Lipid accumulation in tobacco leaf transiently transformed protoplasts. Lipid accumulation in WT tobacco leaf protoplasts compared to WT protoplasts transiently transformed with WRI1 or DGAT1 or both, was measured with BODIPY^TM staining and flow cytometry recording of the average particle stain fluorescence for the whole sample. Error bars represent the standard deviation.
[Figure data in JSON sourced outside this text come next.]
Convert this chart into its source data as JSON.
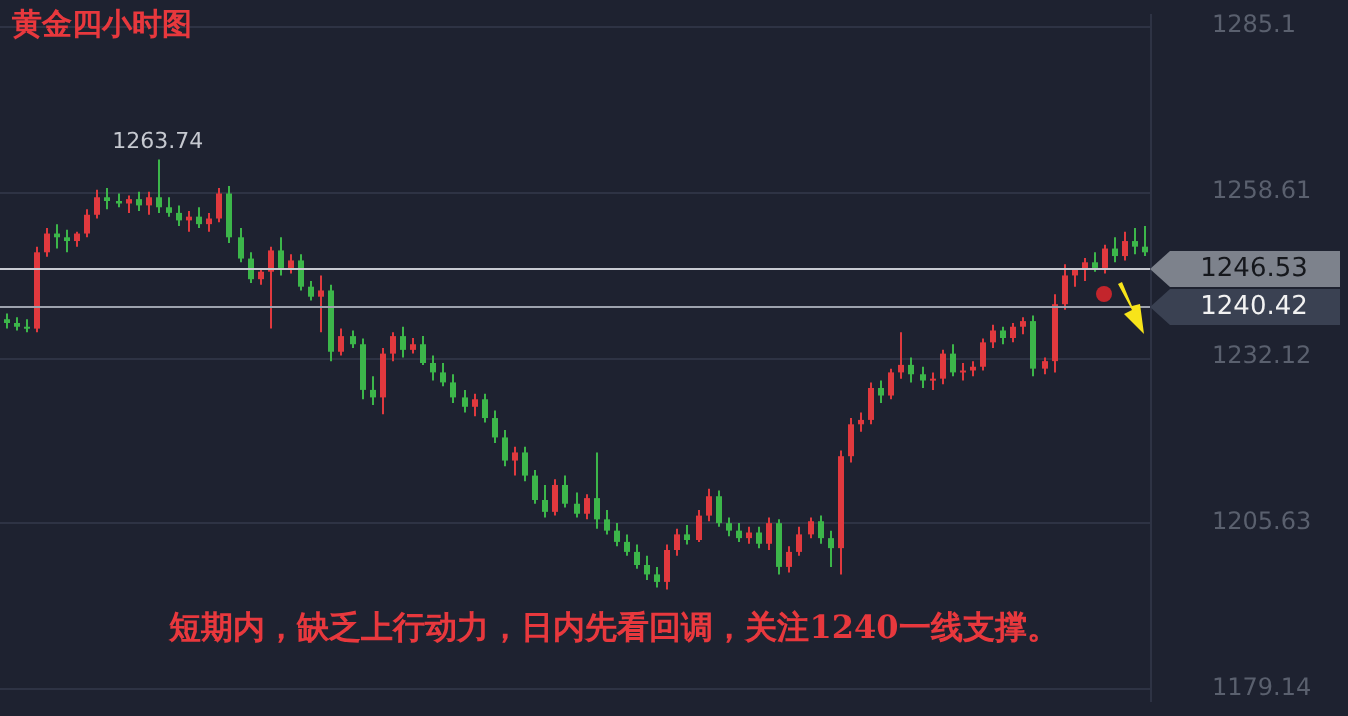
{
  "chart_data": {
    "type": "candlestick",
    "title": "黄金四小时图",
    "annotations": [
      "短期内，缺乏上行动力，日内先看回调，关注1240一线支撑。",
      {
        "text": "1263.74",
        "y": 1263.74
      }
    ],
    "ylim": [
      1177,
      1287
    ],
    "yticks": [
      1285.1,
      1258.61,
      1232.12,
      1205.63,
      1179.14
    ],
    "grid": "y",
    "tick_labels": "y",
    "ref_lines": [
      {
        "axis": "y",
        "value": 1246.53,
        "label": "1246.53",
        "color": "#c8cbd2"
      },
      {
        "axis": "y",
        "value": 1240.42,
        "label": "1240.42",
        "color": "#9da2ad"
      }
    ],
    "categories": [
      null,
      null,
      null,
      null,
      null,
      null,
      null,
      null,
      null,
      null,
      null,
      null,
      null,
      null,
      null,
      null,
      null,
      null,
      null,
      null,
      null,
      null,
      null,
      null,
      null,
      null,
      null,
      null,
      null,
      null,
      null,
      null,
      null,
      null,
      null,
      null,
      null,
      null,
      null,
      null,
      null,
      null,
      null,
      null,
      null,
      null,
      null,
      null,
      null,
      null,
      null,
      null,
      null,
      null,
      null,
      null,
      null,
      null,
      null,
      null,
      null,
      null,
      null,
      null,
      null,
      null,
      null,
      null,
      null,
      null,
      null,
      null,
      null,
      null,
      null,
      null,
      null,
      null,
      null,
      null,
      null,
      null,
      null,
      null,
      null,
      null,
      null,
      null,
      null,
      null,
      null,
      null,
      null,
      null,
      null,
      null,
      null,
      null,
      null,
      null,
      null,
      null,
      null,
      null,
      null,
      null,
      null,
      null,
      null,
      null,
      null,
      null,
      null
    ],
    "ohlc": [
      [
        1238.2,
        1239.1,
        1236.7,
        1237.6
      ],
      [
        1237.6,
        1238.5,
        1236.4,
        1237.0
      ],
      [
        1237.0,
        1238.2,
        1236.1,
        1236.7
      ],
      [
        1236.7,
        1249.8,
        1236.1,
        1248.9
      ],
      [
        1248.9,
        1252.8,
        1248.2,
        1251.9
      ],
      [
        1251.9,
        1253.4,
        1249.5,
        1251.3
      ],
      [
        1251.3,
        1252.5,
        1248.9,
        1250.7
      ],
      [
        1250.7,
        1252.2,
        1249.8,
        1251.9
      ],
      [
        1251.9,
        1255.8,
        1251.3,
        1254.9
      ],
      [
        1254.9,
        1258.9,
        1254.3,
        1257.7
      ],
      [
        1257.7,
        1259.2,
        1255.8,
        1257.1
      ],
      [
        1257.1,
        1258.3,
        1256.1,
        1256.7
      ],
      [
        1256.7,
        1258.0,
        1255.2,
        1257.4
      ],
      [
        1257.4,
        1258.6,
        1255.5,
        1256.4
      ],
      [
        1256.4,
        1258.6,
        1254.9,
        1257.7
      ],
      [
        1257.7,
        1263.74,
        1255.2,
        1256.1
      ],
      [
        1256.1,
        1257.7,
        1254.6,
        1255.2
      ],
      [
        1255.2,
        1256.4,
        1253.1,
        1254.0
      ],
      [
        1254.0,
        1255.5,
        1252.2,
        1254.6
      ],
      [
        1254.6,
        1256.1,
        1252.8,
        1253.4
      ],
      [
        1253.4,
        1255.2,
        1252.2,
        1254.3
      ],
      [
        1254.3,
        1259.2,
        1253.7,
        1258.3
      ],
      [
        1258.3,
        1259.5,
        1250.4,
        1251.3
      ],
      [
        1251.3,
        1252.8,
        1247.3,
        1247.9
      ],
      [
        1247.9,
        1248.9,
        1244.0,
        1244.6
      ],
      [
        1244.6,
        1246.1,
        1243.7,
        1245.8
      ],
      [
        1245.8,
        1249.8,
        1236.7,
        1249.2
      ],
      [
        1249.2,
        1251.3,
        1245.2,
        1246.4
      ],
      [
        1246.4,
        1248.6,
        1245.5,
        1247.6
      ],
      [
        1247.6,
        1248.6,
        1242.8,
        1243.4
      ],
      [
        1243.4,
        1244.3,
        1241.2,
        1241.8
      ],
      [
        1241.8,
        1245.2,
        1236.1,
        1242.8
      ],
      [
        1242.8,
        1243.7,
        1231.5,
        1233.0
      ],
      [
        1233.0,
        1236.7,
        1232.4,
        1235.5
      ],
      [
        1235.5,
        1236.4,
        1233.6,
        1234.2
      ],
      [
        1234.2,
        1235.1,
        1225.4,
        1226.9
      ],
      [
        1226.9,
        1229.1,
        1224.5,
        1225.7
      ],
      [
        1225.7,
        1233.6,
        1223.0,
        1232.7
      ],
      [
        1232.7,
        1236.1,
        1231.5,
        1235.5
      ],
      [
        1235.5,
        1237.0,
        1232.1,
        1233.3
      ],
      [
        1233.3,
        1235.2,
        1232.7,
        1234.2
      ],
      [
        1234.2,
        1235.5,
        1230.9,
        1231.2
      ],
      [
        1231.2,
        1232.4,
        1228.4,
        1229.7
      ],
      [
        1229.7,
        1231.2,
        1227.5,
        1228.1
      ],
      [
        1228.1,
        1229.4,
        1224.8,
        1225.7
      ],
      [
        1225.7,
        1226.9,
        1223.3,
        1224.2
      ],
      [
        1224.2,
        1226.3,
        1222.7,
        1225.4
      ],
      [
        1225.4,
        1226.3,
        1221.7,
        1222.4
      ],
      [
        1222.4,
        1223.6,
        1218.4,
        1219.3
      ],
      [
        1219.3,
        1220.5,
        1214.7,
        1215.6
      ],
      [
        1215.6,
        1217.8,
        1213.2,
        1216.9
      ],
      [
        1216.9,
        1217.8,
        1212.3,
        1213.2
      ],
      [
        1213.2,
        1214.1,
        1208.7,
        1209.3
      ],
      [
        1209.3,
        1211.7,
        1206.5,
        1207.4
      ],
      [
        1207.4,
        1212.6,
        1206.8,
        1211.7
      ],
      [
        1211.7,
        1213.2,
        1208.1,
        1208.7
      ],
      [
        1208.7,
        1210.5,
        1206.5,
        1207.1
      ],
      [
        1207.1,
        1210.2,
        1206.2,
        1209.6
      ],
      [
        1209.6,
        1216.9,
        1204.7,
        1206.2
      ],
      [
        1206.2,
        1207.7,
        1203.8,
        1204.4
      ],
      [
        1204.4,
        1205.6,
        1201.9,
        1202.6
      ],
      [
        1202.6,
        1203.8,
        1200.4,
        1201.0
      ],
      [
        1201.0,
        1202.2,
        1198.3,
        1198.9
      ],
      [
        1198.9,
        1200.4,
        1196.5,
        1197.4
      ],
      [
        1197.4,
        1198.6,
        1195.3,
        1196.2
      ],
      [
        1196.2,
        1202.2,
        1195.0,
        1201.3
      ],
      [
        1201.3,
        1204.7,
        1200.4,
        1203.8
      ],
      [
        1203.8,
        1205.3,
        1202.2,
        1202.9
      ],
      [
        1202.9,
        1207.7,
        1202.6,
        1206.8
      ],
      [
        1206.8,
        1211.1,
        1205.9,
        1209.9
      ],
      [
        1209.9,
        1210.8,
        1205.0,
        1205.6
      ],
      [
        1205.6,
        1206.5,
        1203.5,
        1204.4
      ],
      [
        1204.4,
        1205.6,
        1202.6,
        1203.2
      ],
      [
        1203.2,
        1205.0,
        1202.3,
        1204.1
      ],
      [
        1204.1,
        1205.0,
        1201.6,
        1202.3
      ],
      [
        1202.3,
        1206.5,
        1201.3,
        1205.6
      ],
      [
        1205.6,
        1206.2,
        1197.4,
        1198.6
      ],
      [
        1198.6,
        1201.9,
        1197.7,
        1201.0
      ],
      [
        1201.0,
        1205.0,
        1200.4,
        1203.8
      ],
      [
        1203.8,
        1206.5,
        1203.2,
        1205.9
      ],
      [
        1205.9,
        1206.8,
        1202.3,
        1203.2
      ],
      [
        1203.2,
        1204.4,
        1198.6,
        1201.6
      ],
      [
        1201.6,
        1217.2,
        1197.4,
        1216.3
      ],
      [
        1216.3,
        1222.4,
        1215.3,
        1221.4
      ],
      [
        1221.4,
        1223.3,
        1220.2,
        1222.1
      ],
      [
        1222.1,
        1228.1,
        1221.4,
        1227.2
      ],
      [
        1227.2,
        1228.4,
        1224.8,
        1226.0
      ],
      [
        1226.0,
        1230.3,
        1225.4,
        1229.7
      ],
      [
        1229.7,
        1236.1,
        1228.7,
        1230.9
      ],
      [
        1230.9,
        1232.1,
        1228.1,
        1229.4
      ],
      [
        1229.4,
        1230.6,
        1227.2,
        1228.4
      ],
      [
        1228.4,
        1229.7,
        1226.9,
        1228.7
      ],
      [
        1228.7,
        1233.3,
        1227.8,
        1232.7
      ],
      [
        1232.7,
        1234.2,
        1229.1,
        1229.7
      ],
      [
        1229.7,
        1231.2,
        1228.4,
        1230.0
      ],
      [
        1230.0,
        1231.5,
        1229.1,
        1230.6
      ],
      [
        1230.6,
        1235.1,
        1230.0,
        1234.5
      ],
      [
        1234.5,
        1237.3,
        1233.6,
        1236.4
      ],
      [
        1236.4,
        1237.0,
        1234.2,
        1235.2
      ],
      [
        1235.2,
        1237.6,
        1234.5,
        1237.0
      ],
      [
        1237.0,
        1238.5,
        1235.8,
        1237.9
      ],
      [
        1237.9,
        1238.8,
        1229.1,
        1230.3
      ],
      [
        1230.3,
        1232.1,
        1229.4,
        1231.5
      ],
      [
        1231.5,
        1242.2,
        1229.7,
        1240.6
      ],
      [
        1240.6,
        1247.0,
        1239.7,
        1245.2
      ],
      [
        1245.2,
        1246.4,
        1243.4,
        1246.1
      ],
      [
        1246.1,
        1248.0,
        1244.3,
        1247.3
      ],
      [
        1247.3,
        1248.9,
        1245.8,
        1246.4
      ],
      [
        1246.4,
        1250.1,
        1245.5,
        1249.5
      ],
      [
        1249.5,
        1251.3,
        1247.3,
        1248.3
      ],
      [
        1248.3,
        1252.2,
        1247.6,
        1250.7
      ],
      [
        1250.7,
        1252.8,
        1248.6,
        1249.8
      ],
      [
        1249.8,
        1253.1,
        1248.3,
        1248.9
      ]
    ],
    "colors": [
      "#3cb64a",
      "#3cb64a",
      "#3cb64a",
      "#e0393e",
      "#e0393e",
      "#3cb64a",
      "#3cb64a",
      "#e0393e",
      "#e0393e",
      "#e0393e",
      "#3cb64a",
      "#3cb64a",
      "#e0393e",
      "#3cb64a",
      "#e0393e",
      "#3cb64a",
      "#3cb64a",
      "#3cb64a",
      "#e0393e",
      "#3cb64a",
      "#e0393e",
      "#e0393e",
      "#3cb64a",
      "#3cb64a",
      "#3cb64a",
      "#e0393e",
      "#e0393e",
      "#3cb64a",
      "#e0393e",
      "#3cb64a",
      "#3cb64a",
      "#e0393e",
      "#3cb64a",
      "#e0393e",
      "#3cb64a",
      "#3cb64a",
      "#3cb64a",
      "#e0393e",
      "#e0393e",
      "#3cb64a",
      "#e0393e",
      "#3cb64a",
      "#3cb64a",
      "#3cb64a",
      "#3cb64a",
      "#3cb64a",
      "#e0393e",
      "#3cb64a",
      "#3cb64a",
      "#3cb64a",
      "#e0393e",
      "#3cb64a",
      "#3cb64a",
      "#3cb64a",
      "#e0393e",
      "#3cb64a",
      "#3cb64a",
      "#e0393e",
      "#3cb64a",
      "#3cb64a",
      "#3cb64a",
      "#3cb64a",
      "#3cb64a",
      "#3cb64a",
      "#3cb64a",
      "#e0393e",
      "#e0393e",
      "#3cb64a",
      "#e0393e",
      "#e0393e",
      "#3cb64a",
      "#3cb64a",
      "#3cb64a",
      "#e0393e",
      "#3cb64a",
      "#e0393e",
      "#3cb64a",
      "#e0393e",
      "#e0393e",
      "#e0393e",
      "#3cb64a",
      "#3cb64a",
      "#e0393e",
      "#e0393e",
      "#e0393e",
      "#e0393e",
      "#3cb64a",
      "#e0393e",
      "#e0393e",
      "#3cb64a",
      "#3cb64a",
      "#e0393e",
      "#e0393e",
      "#3cb64a",
      "#e0393e",
      "#e0393e",
      "#e0393e",
      "#e0393e",
      "#3cb64a",
      "#e0393e",
      "#e0393e",
      "#3cb64a",
      "#e0393e",
      "#e0393e",
      "#e0393e",
      "#e0393e",
      "#e0393e",
      "#3cb64a",
      "#e0393e",
      "#3cb64a",
      "#e0393e",
      "#3cb64a",
      "#3cb64a"
    ]
  }
}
Asterisks represent statistically significant differences (P-value < 0.05) compared with WT.

FIGURE 5

WRI1 and DGAT1 have a synergistic positive effect on protoplast lipid biosynthesis. (A) Interaction plot of predicted treatment means with 5% Least Significant Difference (LSD) bar on the log10-transformed scale and (B) Plot of the back-transformed predicted means (with back-transformed 95% confidence interval limits) from the analysis of the data previously presented in Figure 4B. WT corresponds to “WRI1−:DGAT1−” and the samples transformed with DGAT1, WRI1 and both, correspond to WRI1−:DGAT1+, “WRI1+:DGAT1−” and “WRI1+:DGAT1+,” respectively.

FIGURE 6

Comparison of the relative effect of various transiently transformed effectors on lipid accumulation in tobacco leaf protoplasts. Lipid accumulation, compared to WT, in tobacco leaf protoplasts transiently transformed with WRI1, DGAT1, ABI3, FUS3, LEC1, or LEC2 and various combinations of these constructs, was measured by flow cytometry and based on the average particle stain fluorescence for the whole sample following BODIPY^TM staining. Bars represent standard deviation. (A) Comparative additional effect of ABI3, FUS3, LEC1, or LEC2 on lipid content in protoplasts co-transformed with WRI1 and DGAT1. (B) Individual effect of WRI1, DGAT1, ABI3, LEC2 and of various combinations of these constructs on lipid content in co-transformed protoplasts. A single star represents statistically significant difference (P-value < 0.05) compared with WT, while the double stars represent additional statistically significant difference (P-value < 0.05) compared with WRI1 and DGAT1 combination (shown for samples with significant increase only).